Risk on After NFP Data Smashes Expectations by Unbelievable Margin
Markets are in risk on mode follow the latest official US jobs report. The S&P 500 has stormed back to levels not seen since late February, WTI crude oil nearly reached $40/bbl, and gold has just dumped by some $20. The US economy added a record number of jobs in May, 2.5mln to be precise, while the unemployment rate fell to 13.3% from 14.7%. Expectations were for 8mln jobs to be lost in May, so this number beat expectations by an incredible 10.5mln!! Naturally, the unemployment dropped rather than rising to 19.8%, as expected. Put simply, the US economy is in FAR better shape than anyone had previously thought, hence the risk on market reaction. The impact of the data on USD was mixed. Initially, USD was stronger, but as the risk on move in other assets extended, USD has been coming under pressure again (understandable, given that USD is a safe haven). CAD (which had its own much better than expected jobs data at the same time as the US data), GBP, NZD and AUD have subsequently been the G10 FX buys in wake of the US jobs data.
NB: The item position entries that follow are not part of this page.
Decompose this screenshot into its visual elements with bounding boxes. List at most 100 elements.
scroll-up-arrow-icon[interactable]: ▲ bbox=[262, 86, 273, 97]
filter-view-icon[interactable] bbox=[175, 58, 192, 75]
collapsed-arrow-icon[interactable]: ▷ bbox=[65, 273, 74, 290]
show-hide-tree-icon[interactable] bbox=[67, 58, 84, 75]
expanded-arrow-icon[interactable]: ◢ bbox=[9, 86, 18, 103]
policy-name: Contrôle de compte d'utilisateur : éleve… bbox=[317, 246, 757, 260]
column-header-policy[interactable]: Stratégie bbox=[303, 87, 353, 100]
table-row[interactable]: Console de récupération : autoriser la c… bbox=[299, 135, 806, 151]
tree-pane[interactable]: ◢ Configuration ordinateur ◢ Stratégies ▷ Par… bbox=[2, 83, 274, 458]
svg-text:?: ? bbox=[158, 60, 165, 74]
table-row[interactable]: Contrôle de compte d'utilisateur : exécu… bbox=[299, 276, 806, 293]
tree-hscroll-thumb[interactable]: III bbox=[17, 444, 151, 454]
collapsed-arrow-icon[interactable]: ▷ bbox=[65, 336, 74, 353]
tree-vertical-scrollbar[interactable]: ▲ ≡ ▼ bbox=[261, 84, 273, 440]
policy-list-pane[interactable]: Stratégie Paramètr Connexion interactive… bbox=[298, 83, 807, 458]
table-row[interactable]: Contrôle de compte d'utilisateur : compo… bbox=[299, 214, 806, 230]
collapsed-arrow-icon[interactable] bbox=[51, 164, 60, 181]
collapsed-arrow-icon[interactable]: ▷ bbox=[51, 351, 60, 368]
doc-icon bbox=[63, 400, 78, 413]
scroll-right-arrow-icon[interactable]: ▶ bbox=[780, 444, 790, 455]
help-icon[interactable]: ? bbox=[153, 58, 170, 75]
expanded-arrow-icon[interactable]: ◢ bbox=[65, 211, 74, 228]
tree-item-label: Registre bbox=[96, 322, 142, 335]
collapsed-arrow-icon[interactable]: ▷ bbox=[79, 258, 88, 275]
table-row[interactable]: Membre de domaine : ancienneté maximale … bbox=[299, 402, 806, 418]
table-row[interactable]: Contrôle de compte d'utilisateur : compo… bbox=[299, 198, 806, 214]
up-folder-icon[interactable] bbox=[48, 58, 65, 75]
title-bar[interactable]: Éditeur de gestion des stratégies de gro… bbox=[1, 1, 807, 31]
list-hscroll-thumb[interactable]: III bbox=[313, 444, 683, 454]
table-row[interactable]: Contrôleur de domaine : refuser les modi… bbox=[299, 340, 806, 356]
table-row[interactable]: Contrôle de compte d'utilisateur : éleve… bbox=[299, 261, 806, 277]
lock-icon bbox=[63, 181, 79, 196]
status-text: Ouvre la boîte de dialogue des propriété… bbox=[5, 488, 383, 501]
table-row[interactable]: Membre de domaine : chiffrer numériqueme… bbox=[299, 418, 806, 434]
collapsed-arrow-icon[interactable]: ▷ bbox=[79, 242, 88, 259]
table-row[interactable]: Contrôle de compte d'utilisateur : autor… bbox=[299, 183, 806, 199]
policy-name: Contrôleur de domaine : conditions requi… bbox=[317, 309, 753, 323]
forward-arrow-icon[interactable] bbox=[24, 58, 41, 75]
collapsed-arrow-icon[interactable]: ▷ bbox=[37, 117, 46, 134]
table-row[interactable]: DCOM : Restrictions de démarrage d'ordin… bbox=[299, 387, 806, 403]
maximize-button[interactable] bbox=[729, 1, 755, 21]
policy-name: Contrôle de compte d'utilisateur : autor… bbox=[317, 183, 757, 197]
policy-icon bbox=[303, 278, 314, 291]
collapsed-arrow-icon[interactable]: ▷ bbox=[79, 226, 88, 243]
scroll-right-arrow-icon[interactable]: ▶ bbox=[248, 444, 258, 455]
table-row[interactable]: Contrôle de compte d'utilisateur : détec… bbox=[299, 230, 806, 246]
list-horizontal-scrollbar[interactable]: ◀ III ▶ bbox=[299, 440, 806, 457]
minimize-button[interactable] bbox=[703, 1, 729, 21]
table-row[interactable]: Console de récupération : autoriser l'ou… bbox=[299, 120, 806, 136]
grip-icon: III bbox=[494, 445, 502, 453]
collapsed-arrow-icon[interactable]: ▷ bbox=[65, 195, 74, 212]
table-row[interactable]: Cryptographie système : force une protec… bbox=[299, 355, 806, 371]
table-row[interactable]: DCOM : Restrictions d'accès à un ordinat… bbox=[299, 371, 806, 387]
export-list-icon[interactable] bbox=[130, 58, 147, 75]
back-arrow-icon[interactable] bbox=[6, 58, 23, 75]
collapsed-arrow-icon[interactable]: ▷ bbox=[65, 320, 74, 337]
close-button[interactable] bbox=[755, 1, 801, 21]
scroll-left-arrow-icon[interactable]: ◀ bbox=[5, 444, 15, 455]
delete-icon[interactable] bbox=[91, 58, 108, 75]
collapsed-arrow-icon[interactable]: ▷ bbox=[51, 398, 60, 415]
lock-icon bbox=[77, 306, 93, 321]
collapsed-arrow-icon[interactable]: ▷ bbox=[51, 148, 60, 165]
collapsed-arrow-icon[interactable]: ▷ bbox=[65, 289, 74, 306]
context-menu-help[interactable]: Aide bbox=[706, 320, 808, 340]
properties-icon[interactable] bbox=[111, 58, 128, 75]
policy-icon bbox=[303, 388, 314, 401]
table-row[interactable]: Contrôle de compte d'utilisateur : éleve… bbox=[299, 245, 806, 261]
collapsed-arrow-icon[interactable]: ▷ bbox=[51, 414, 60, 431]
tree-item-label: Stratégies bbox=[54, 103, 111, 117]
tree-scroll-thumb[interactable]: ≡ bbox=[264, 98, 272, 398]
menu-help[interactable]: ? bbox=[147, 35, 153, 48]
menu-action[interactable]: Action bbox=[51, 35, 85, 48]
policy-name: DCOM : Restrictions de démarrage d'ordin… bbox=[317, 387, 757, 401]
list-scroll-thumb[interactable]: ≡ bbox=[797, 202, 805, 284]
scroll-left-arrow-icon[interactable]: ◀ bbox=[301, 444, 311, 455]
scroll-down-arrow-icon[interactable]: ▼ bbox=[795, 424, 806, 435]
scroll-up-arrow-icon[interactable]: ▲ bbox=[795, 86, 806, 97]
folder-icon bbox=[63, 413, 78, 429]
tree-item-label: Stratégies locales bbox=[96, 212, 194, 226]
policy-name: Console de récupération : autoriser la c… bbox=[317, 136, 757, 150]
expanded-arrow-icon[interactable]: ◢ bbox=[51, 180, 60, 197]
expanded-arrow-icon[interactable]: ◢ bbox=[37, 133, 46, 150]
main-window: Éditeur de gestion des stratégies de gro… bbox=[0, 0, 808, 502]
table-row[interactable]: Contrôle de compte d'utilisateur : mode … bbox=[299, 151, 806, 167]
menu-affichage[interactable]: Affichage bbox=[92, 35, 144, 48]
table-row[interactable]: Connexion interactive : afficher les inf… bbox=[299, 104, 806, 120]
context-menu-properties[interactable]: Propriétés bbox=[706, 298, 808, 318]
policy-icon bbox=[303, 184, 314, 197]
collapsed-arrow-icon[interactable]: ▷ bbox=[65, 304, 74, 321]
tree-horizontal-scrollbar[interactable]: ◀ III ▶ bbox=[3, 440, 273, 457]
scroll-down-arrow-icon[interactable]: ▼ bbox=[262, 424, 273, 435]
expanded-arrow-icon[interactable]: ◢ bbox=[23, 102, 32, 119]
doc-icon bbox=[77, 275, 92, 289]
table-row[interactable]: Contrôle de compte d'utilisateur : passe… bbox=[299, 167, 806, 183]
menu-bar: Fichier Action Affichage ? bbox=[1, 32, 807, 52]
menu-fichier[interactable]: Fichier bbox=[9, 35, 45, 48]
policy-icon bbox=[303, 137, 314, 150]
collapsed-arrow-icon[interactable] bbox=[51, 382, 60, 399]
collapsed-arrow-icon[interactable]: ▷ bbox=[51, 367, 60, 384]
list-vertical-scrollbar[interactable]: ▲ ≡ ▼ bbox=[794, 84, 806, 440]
GBPUSD has extended on earlier gains to trade around 1.2700, AUDUSD is trying to reclaim 0.6700 and NZDUSD is at highs of the day around 0.6525.
What does this all mean for USD going forward? Can strong NFP data save NFP? As I speculated in yesterday’s blog, and as evidenced by today’s market reaction, no, strong NFP data cannot and probably will not save USD. Yes, the US economy might be in a better shape than we had though, but unemployment is still at 13.3%, well above what is considered full employment by the Fed. Therefore, though the data is encouraging, it will do nothing to persuade the Fed not to continue with its uber dovish QE and lending programmes over the coming months/years. And this all goes to exactly what has been slamming USD so much since its peak amid the global USD funding squeeze in mid-March – the Fed is out printing all of the other major global central banks combined (just look at the Fed’s rate of balance sheet expansion compared to the ECB and BoJ). This is a HUGE negative for USD. Throw in increasing risk on amid improving Eurozone economic sentiment (thanks to the ECB and movement towards a deal on the EU Recovery Fund) and slowing Covid-19 infections rates in key markets, despite their economies being reopened, and that is a very toxic cocktail for USD. More USD downside ahead (in my view), which should boost the rest of the G10, regardless of their own specific risks (like US/China tensions for AUD and NZD and Brexit for GBP).